Phantom Construction: In order to test the ability of the novel acetone- H₂O-MnCl₂ phantom to eliminate water signal and shorten the T1 of acetone, while not altering the diffusion behavior of acetone, we built a matrix of acetone-H₂O phantoms with H₂O concentration of 5%,20%,40%(v/v) and MnCl₂ molar concentration of (4,2,1,0.5,0.25,0.125,0.0625mM). A 45ml cylindrical vial of such mixture was made for each combination. The combination of 5% H2O and 4mM MnCl₂ was excluded due to limited solubility of MnCl₂ at this H₂O concentration.

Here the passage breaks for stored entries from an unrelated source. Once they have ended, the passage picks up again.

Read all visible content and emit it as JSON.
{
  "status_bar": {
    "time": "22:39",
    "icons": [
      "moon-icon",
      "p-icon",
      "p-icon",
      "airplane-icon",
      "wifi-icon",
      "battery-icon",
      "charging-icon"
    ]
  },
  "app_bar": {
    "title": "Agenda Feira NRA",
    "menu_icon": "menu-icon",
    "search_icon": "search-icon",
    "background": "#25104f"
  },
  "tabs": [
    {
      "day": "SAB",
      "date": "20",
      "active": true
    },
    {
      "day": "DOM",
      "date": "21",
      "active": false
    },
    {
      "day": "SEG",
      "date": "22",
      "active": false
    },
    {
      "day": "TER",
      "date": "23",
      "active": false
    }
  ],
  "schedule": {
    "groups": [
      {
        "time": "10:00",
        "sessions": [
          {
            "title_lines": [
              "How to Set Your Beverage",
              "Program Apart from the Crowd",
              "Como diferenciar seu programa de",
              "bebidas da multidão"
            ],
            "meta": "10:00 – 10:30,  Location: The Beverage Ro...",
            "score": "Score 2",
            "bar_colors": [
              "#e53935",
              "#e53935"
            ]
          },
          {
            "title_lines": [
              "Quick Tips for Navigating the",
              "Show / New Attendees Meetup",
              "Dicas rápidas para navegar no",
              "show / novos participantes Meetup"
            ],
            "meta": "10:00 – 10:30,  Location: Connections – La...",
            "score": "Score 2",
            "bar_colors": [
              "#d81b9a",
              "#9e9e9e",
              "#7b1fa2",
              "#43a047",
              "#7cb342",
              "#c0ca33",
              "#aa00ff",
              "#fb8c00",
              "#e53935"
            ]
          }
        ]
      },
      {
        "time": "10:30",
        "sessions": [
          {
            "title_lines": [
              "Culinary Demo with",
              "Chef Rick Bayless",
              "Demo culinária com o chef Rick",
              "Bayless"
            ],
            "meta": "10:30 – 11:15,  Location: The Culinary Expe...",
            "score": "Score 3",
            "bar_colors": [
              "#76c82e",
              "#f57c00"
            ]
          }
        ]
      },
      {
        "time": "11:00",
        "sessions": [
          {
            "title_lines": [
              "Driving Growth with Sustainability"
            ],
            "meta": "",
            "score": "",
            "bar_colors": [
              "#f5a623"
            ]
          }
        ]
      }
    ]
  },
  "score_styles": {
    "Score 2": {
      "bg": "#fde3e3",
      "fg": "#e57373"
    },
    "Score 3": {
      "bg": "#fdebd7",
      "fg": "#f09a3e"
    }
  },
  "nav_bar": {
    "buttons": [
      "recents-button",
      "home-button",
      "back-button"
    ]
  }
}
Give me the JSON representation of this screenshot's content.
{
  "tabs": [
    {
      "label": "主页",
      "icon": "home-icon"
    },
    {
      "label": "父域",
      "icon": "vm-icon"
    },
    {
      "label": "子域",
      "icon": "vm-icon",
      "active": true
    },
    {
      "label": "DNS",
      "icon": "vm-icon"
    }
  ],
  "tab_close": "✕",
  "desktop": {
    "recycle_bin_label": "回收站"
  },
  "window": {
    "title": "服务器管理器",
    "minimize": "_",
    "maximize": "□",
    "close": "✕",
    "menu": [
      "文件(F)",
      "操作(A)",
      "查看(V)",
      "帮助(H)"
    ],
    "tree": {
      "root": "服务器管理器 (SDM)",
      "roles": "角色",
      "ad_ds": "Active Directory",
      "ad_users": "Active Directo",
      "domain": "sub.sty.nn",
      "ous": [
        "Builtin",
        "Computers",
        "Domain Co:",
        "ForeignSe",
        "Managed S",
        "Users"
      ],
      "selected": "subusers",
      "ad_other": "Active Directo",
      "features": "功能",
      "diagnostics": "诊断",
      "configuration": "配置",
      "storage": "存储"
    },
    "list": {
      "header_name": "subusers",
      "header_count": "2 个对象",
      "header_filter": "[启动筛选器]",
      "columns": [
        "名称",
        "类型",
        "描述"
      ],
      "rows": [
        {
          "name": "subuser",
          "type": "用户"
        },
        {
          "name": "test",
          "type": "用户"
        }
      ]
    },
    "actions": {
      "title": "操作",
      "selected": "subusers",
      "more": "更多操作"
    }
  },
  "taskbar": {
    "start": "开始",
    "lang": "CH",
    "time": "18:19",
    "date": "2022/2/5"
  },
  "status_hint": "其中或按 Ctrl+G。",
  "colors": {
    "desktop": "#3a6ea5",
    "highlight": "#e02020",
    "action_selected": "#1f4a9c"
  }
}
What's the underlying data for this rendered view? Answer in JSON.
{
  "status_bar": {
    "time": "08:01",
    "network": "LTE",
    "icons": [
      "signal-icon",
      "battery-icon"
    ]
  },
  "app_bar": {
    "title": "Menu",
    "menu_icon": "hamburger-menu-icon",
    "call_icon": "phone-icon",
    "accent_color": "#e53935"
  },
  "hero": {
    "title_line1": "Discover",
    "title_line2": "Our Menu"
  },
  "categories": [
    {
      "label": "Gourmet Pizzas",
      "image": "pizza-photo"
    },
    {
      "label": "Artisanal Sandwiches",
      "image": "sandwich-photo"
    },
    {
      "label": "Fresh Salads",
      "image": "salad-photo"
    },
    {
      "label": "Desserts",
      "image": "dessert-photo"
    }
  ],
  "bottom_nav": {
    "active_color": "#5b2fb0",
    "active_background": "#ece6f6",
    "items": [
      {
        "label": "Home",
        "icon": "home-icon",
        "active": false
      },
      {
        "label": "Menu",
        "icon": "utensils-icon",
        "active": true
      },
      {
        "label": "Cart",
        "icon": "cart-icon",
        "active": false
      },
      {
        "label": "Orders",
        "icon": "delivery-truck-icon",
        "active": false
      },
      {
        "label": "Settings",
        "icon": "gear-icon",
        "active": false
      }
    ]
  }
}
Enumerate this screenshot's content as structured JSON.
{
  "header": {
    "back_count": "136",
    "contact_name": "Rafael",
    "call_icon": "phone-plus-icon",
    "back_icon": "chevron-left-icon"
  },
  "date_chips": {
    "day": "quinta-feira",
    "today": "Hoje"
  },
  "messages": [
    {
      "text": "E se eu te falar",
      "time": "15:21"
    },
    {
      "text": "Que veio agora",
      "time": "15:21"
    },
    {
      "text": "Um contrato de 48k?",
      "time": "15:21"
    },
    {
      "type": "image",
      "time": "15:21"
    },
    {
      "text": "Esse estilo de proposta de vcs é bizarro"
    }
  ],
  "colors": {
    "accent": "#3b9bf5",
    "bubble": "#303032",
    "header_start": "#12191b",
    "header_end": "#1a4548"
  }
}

MR Spectroscopy and Imaging: The R2 (=1/T2) of water and acetone were measured using a multi-TE stimulated echo acquisition mode (STEAM) single-voxel spectroscopy sequence^[2]. Multiple sets of echo times ranging from 10-810ms were implemented to cover the wide range of R2 variation that water and acetone signals experience. To assess the diffusion behavior of the acetone-water-MnCl₂ phantom with different concentrations of MnCl₂, diffusion-weighted echo-planar imaging (DW-EPI) experiments were performed, with vials aligned in S/I direction. Images were acquired in axial plane, frequency encoding in R/L direction and diffusion direction in A/P, with b=50,100,150,200,300,400,500,750,1000,1500s/mm². To measure T1 of the phantoms, FSE-IR was performed with TR=9000ms,TI=100,200,400,800,1200,1600ms.

Data Processing and Analysis: R2 for both acetone and water were measured from the spectroscopy data using an offline joint-fitting algorithm^[3]. ADC maps were calculated from the DW-EPI acquisitions, ADC was measured in each vial by averaging ADCs of voxels in a single region-of-interest (ROI) in a central slice. T1 maps were generated from FSE-IR images, followed by ROI-T1 begin generated for each vial in the same way as ADC.

Figure 1 shows R2water and R2acetone for increasing concentrations on MnCl2, demonstrating the rapid increase of R2water but much slower increase of R2acetone. This differential effect of MnCl₂ on water signal and acetone is highly desirable: the high r2 relaxivity of MnCl₂ in water eliminates water signal at TE values used for diffusion MRI. Meanwhile, the modest r1 and r2 relaxivity of MnCl₂ on acetone leads to favorable shortening of T1 of acetone and minimal T2 shortening of acetone, both ideal for high SNR performance. This behavior is confirmed in Figure 2, which shows DW images and ADC maps in several vials with increasing MnCl₂ concentration and constant water concentration (40%). This figure demonstrates the elimination of water signal through T2 shortening as MnCl₂ concentration increases. In addition, the acetone signal increases with increasing MnCl₂, demonstrates the T1 shortening effects of MnCl₂ on acetone.

Figure 3 demonstrates that ADC of acetone can be modulated over a wide range by varying the water concentration, independently of MnCl₂ concentration.

We have proposed a novel diffusion MRI phantom based on acetone-water mixtures doped with MnCl₂. We validated this phantom using both relaxometry and quantitative diffusion measurements. By overcoming the limitations of a previously proposed acetone-D₂O phantom, the proposed phantom may provide improved stability (ie: extended shelf-life) and increased SNR in DW-EPI. Future work will evaluate the long-term stability of the novel phantom. In summary, the proposed acetone-H₂O-MnCl₂ phantom may have applications in the technical development and quality assurance of quantitative diffusion MRI.